Analitycy z Bank of America Merrill Lynch oczekują osłabienia juana do 7,3000 za dolara do końca roku, zanim nieznacznie umocni się w 2020 roku. Deutsche Bank przewiduje poziom 7,1000 do końca roku. We wtorek juan był na poziomie 7,03423 wobec dolara. Dalsza wyprzedaż może również powodować problemy dla chińskich deweloperów nieruchomości i innych pożyczkodawców korporacyjnych, którzy zaciągnęli zagraniczne pożyczki, ponieważ ich zarobki są w większości w juanach, podczas gdy ich międzynarodowe kredyty są zaciągnięte w dolarach. Według danych Banku Rozrachunków Międzynarodowych chińskie firmy miały prawie 900 miliardów dolarów dłużnych papierów wartościowych denominowanych w dolarach na koniec marca, prawie trzy razy więcej niż pięć lat temu. Mimo ścisłej kontroli kapitału w Pekinie, Chiny mogą doświadczyć ucieczki kapitału, jeśli juan osłabnie jeszcze bardziej, twierdzą niektórzy obserwatorzy.
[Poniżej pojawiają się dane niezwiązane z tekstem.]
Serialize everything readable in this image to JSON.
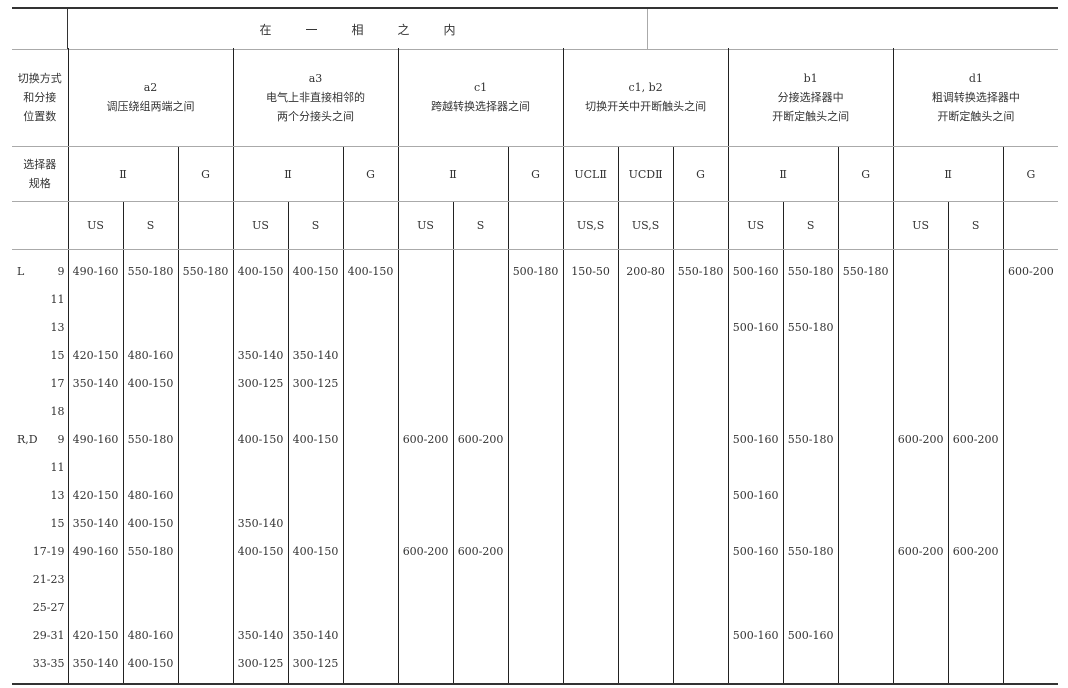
{
  "title_row": {
    "chars": [
      "在",
      "一",
      "相",
      "之",
      "内"
    ]
  },
  "row_label": {
    "lines": [
      "切换方式",
      "和分接",
      "位置数"
    ]
  },
  "spec_label": {
    "lines": [
      "选择器",
      "规格"
    ]
  },
  "groups": [
    {
      "code": "a2",
      "lines": [
        "调压绕组两端之间"
      ]
    },
    {
      "code": "a3",
      "lines": [
        "电气上非直接相邻的",
        "两个分接头之间"
      ]
    },
    {
      "code": "c1",
      "lines": [
        "跨越转换选择器之间"
      ]
    },
    {
      "code": "c1, b2",
      "lines": [
        "切换开关中开断触头之间"
      ]
    },
    {
      "code": "b1",
      "lines": [
        "分接选择器中",
        "开断定触头之间"
      ]
    },
    {
      "code": "d1",
      "lines": [
        "粗调转换选择器中",
        "开断定触头之间"
      ]
    }
  ],
  "specs": [
    {
      "label": "Ⅱ",
      "span": 2
    },
    {
      "label": "G",
      "span": 1
    },
    {
      "label": "Ⅱ",
      "span": 2
    },
    {
      "label": "G",
      "span": 1
    },
    {
      "label": "Ⅱ",
      "span": 2
    },
    {
      "label": "G",
      "span": 1
    },
    {
      "label": "UCLⅡ",
      "span": 1
    },
    {
      "label": "UCDⅡ",
      "span": 1
    },
    {
      "label": "G",
      "span": 1
    },
    {
      "label": "Ⅱ",
      "span": 2
    },
    {
      "label": "G",
      "span": 1
    },
    {
      "label": "Ⅱ",
      "span": 2
    },
    {
      "label": "G",
      "span": 1
    }
  ],
  "subheaders": [
    "US",
    "S",
    "",
    "US",
    "S",
    "",
    "US",
    "S",
    "",
    "US,S",
    "US,S",
    "",
    "US",
    "S",
    "",
    "US",
    "S",
    ""
  ],
  "rows": [
    {
      "prefix": "L",
      "pos": "9",
      "cells": [
        "490-160",
        "550-180",
        "550-180",
        "400-150",
        "400-150",
        "400-150",
        "",
        "",
        "500-180",
        "150-50",
        "200-80",
        "550-180",
        "500-160",
        "550-180",
        "550-180",
        "",
        "",
        "600-200"
      ]
    },
    {
      "prefix": "",
      "pos": "11",
      "cells": [
        "",
        "",
        "",
        "",
        "",
        "",
        "",
        "",
        "",
        "",
        "",
        "",
        "",
        "",
        "",
        "",
        "",
        ""
      ]
    },
    {
      "prefix": "",
      "pos": "13",
      "cells": [
        "",
        "",
        "",
        "",
        "",
        "",
        "",
        "",
        "",
        "",
        "",
        "",
        "500-160",
        "550-180",
        "",
        "",
        "",
        ""
      ]
    },
    {
      "prefix": "",
      "pos": "15",
      "cells": [
        "420-150",
        "480-160",
        "",
        "350-140",
        "350-140",
        "",
        "",
        "",
        "",
        "",
        "",
        "",
        "",
        "",
        "",
        "",
        "",
        ""
      ]
    },
    {
      "prefix": "",
      "pos": "17",
      "cells": [
        "350-140",
        "400-150",
        "",
        "300-125",
        "300-125",
        "",
        "",
        "",
        "",
        "",
        "",
        "",
        "",
        "",
        "",
        "",
        "",
        ""
      ]
    },
    {
      "prefix": "",
      "pos": "18",
      "cells": [
        "",
        "",
        "",
        "",
        "",
        "",
        "",
        "",
        "",
        "",
        "",
        "",
        "",
        "",
        "",
        "",
        "",
        ""
      ]
    },
    {
      "prefix": "R,D",
      "pos": "9",
      "cells": [
        "490-160",
        "550-180",
        "",
        "400-150",
        "400-150",
        "",
        "600-200",
        "600-200",
        "",
        "",
        "",
        "",
        "500-160",
        "550-180",
        "",
        "600-200",
        "600-200",
        ""
      ]
    },
    {
      "prefix": "",
      "pos": "11",
      "cells": [
        "",
        "",
        "",
        "",
        "",
        "",
        "",
        "",
        "",
        "",
        "",
        "",
        "",
        "",
        "",
        "",
        "",
        ""
      ]
    },
    {
      "prefix": "",
      "pos": "13",
      "cells": [
        "420-150",
        "480-160",
        "",
        "",
        "",
        "",
        "",
        "",
        "",
        "",
        "",
        "",
        "500-160",
        "",
        "",
        "",
        "",
        ""
      ]
    },
    {
      "prefix": "",
      "pos": "15",
      "cells": [
        "350-140",
        "400-150",
        "",
        "350-140",
        "",
        "",
        "",
        "",
        "",
        "",
        "",
        "",
        "",
        "",
        "",
        "",
        "",
        ""
      ]
    },
    {
      "prefix": "",
      "pos": "17-19",
      "cells": [
        "490-160",
        "550-180",
        "",
        "400-150",
        "400-150",
        "",
        "600-200",
        "600-200",
        "",
        "",
        "",
        "",
        "500-160",
        "550-180",
        "",
        "600-200",
        "600-200",
        ""
      ]
    },
    {
      "prefix": "",
      "pos": "21-23",
      "cells": [
        "",
        "",
        "",
        "",
        "",
        "",
        "",
        "",
        "",
        "",
        "",
        "",
        "",
        "",
        "",
        "",
        "",
        ""
      ]
    },
    {
      "prefix": "",
      "pos": "25-27",
      "cells": [
        "",
        "",
        "",
        "",
        "",
        "",
        "",
        "",
        "",
        "",
        "",
        "",
        "",
        "",
        "",
        "",
        "",
        ""
      ]
    },
    {
      "prefix": "",
      "pos": "29-31",
      "cells": [
        "420-150",
        "480-160",
        "",
        "350-140",
        "350-140",
        "",
        "",
        "",
        "",
        "",
        "",
        "",
        "500-160",
        "500-160",
        "",
        "",
        "",
        ""
      ]
    },
    {
      "prefix": "",
      "pos": "33-35",
      "cells": [
        "350-140",
        "400-150",
        "",
        "300-125",
        "300-125",
        "",
        "",
        "",
        "",
        "",
        "",
        "",
        "",
        "",
        "",
        "",
        "",
        ""
      ]
    }
  ]
}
Louis Kuijs, szef ds. Ekonomii Azji w Oxford Economics, powiedział, że decydenci nie będą zadowoleni z poważnego osłabienia juana, z uwagi na obawy związane z wywołaniem dużych odpływów. "Ludzie w Chinach uważają osłabienie waluty za zwiastun nadchodzącego osłabienia" - powiedział. "To jest powód, dla którego niektórzy przenoszą pieniądze za granicę." Pekin ma szereg narzędzi do bardziej bezpośredniego kontrolowania kursów walut. Należą do nich wydawanie części z ponad 3 trylionów dolarów rezerw walutowych, ściąganie płynności z rynków offshore lub zlecanie bankom państwowym podtrzymania waluty. Chiński Bank Ludowy ma również pewną swobodę w ustalaniu codziennego punktu dla handlu walutą. "Uważamy, że władze będą nadal egzekwować kontrolę kapitału o wiele bardziej rygorystycznie niż w 2015 r." - powiedział Mansoor Mohi-uddin, starszy strateg w NatWest Markets. "Myślę, że władze są bardzo świadome ryzyka ucieczki kapitału".